On Jul 9, 4:05 am, Peter Bienstman <[email protected]> wrote:
> Actually, you cannot freeze your own brain during holidays and prevent it
> from forgetting :-)

I agree. But, isn't there a way to catch up in a more efficient manner
than just working through the backlog of cards in their order due? I'm
thinking of the *relationship* between interval size and overdue'ness.
I.e., the "risk of forgetting" instead of merely how overdue a card
is.

For example: If I haven't reviewed for 2 weeks, I could have the
following cards which illustrate the extremes:

    1. A card I reviewed for the first time the day before I went on
vacation.

    2. A card I first saw 2 months before my vacation, which I've
reviewed so many times that its interval was 20 days.

And, this card which illustrates something in between:

    3. A card I first saw 2 week before my vacation, which reviewed so
many times that its interval was 7 days.

Let's say all those cards were due on the first day of my vacation.
Are they all of equal value? Should I spend my valuable "catch up"
time on all three? With equal priority?

What I see is that some cards (like #3) have a good chance of being
salvaged, and should be seen before cards like #2. Likewise, #1 may be
so far beyond the "forgetting curve" that it's not worth spending any
time on. Just push it back onto the "new card" queue.

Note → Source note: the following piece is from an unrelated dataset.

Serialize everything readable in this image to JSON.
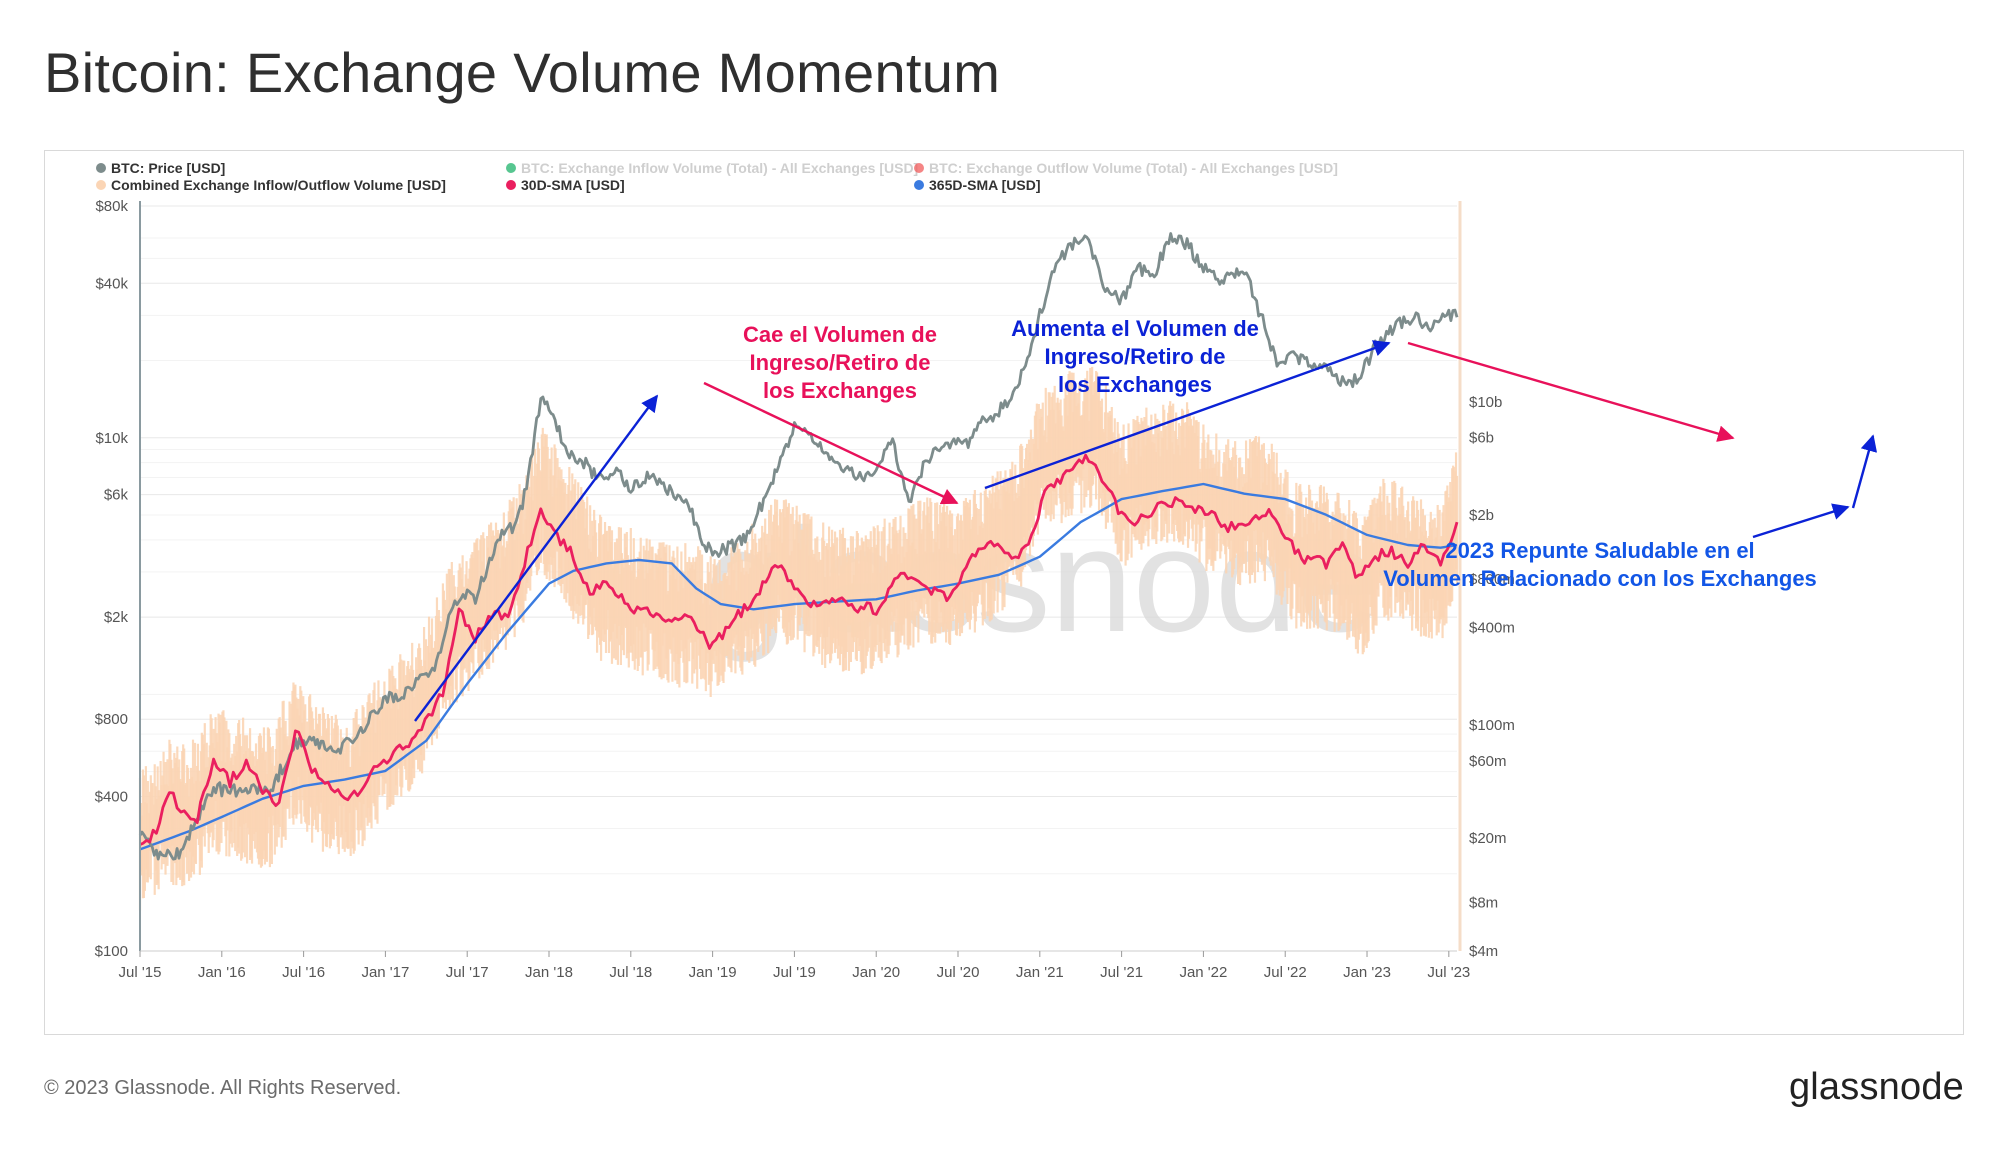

I think the ideal way to handle this is:

   1. Calculate a factor (percentage) from "amount overdue" and
"interval." This represents how far any overdue card deviates from the
theoretical forgetting curve (where you'd be if you reviewed on
time).

   2. Prioritize cards by this factor, not merely which card is "the
most overdue."

   3. Have a threshhold (300%?) where cards that are this far beyond
the forgetting curve are treated as not worth prioritization. Push
them back onto the new-card queue. (E.g., if a card's interval was 1
day, and due the first day of my vacation, and is now 14 days
overdue... should I waste my time seeing it first? Should I waste my
time seeing it at any time before I'm caught up? It's 1400% overdue!
Why would I see it before the card that had an interval of 20 days and
was 14 days overdue, a factor of 170%?).

To summarize: I think it would be useful to have a separate "catch-up"
mode which calculates "forgetting risk," focusing the user's time on
the higher risk cards -- which has nothing to do with how overdue they
are.

Probably make a great plugin. Or, am I wrong to view it this way?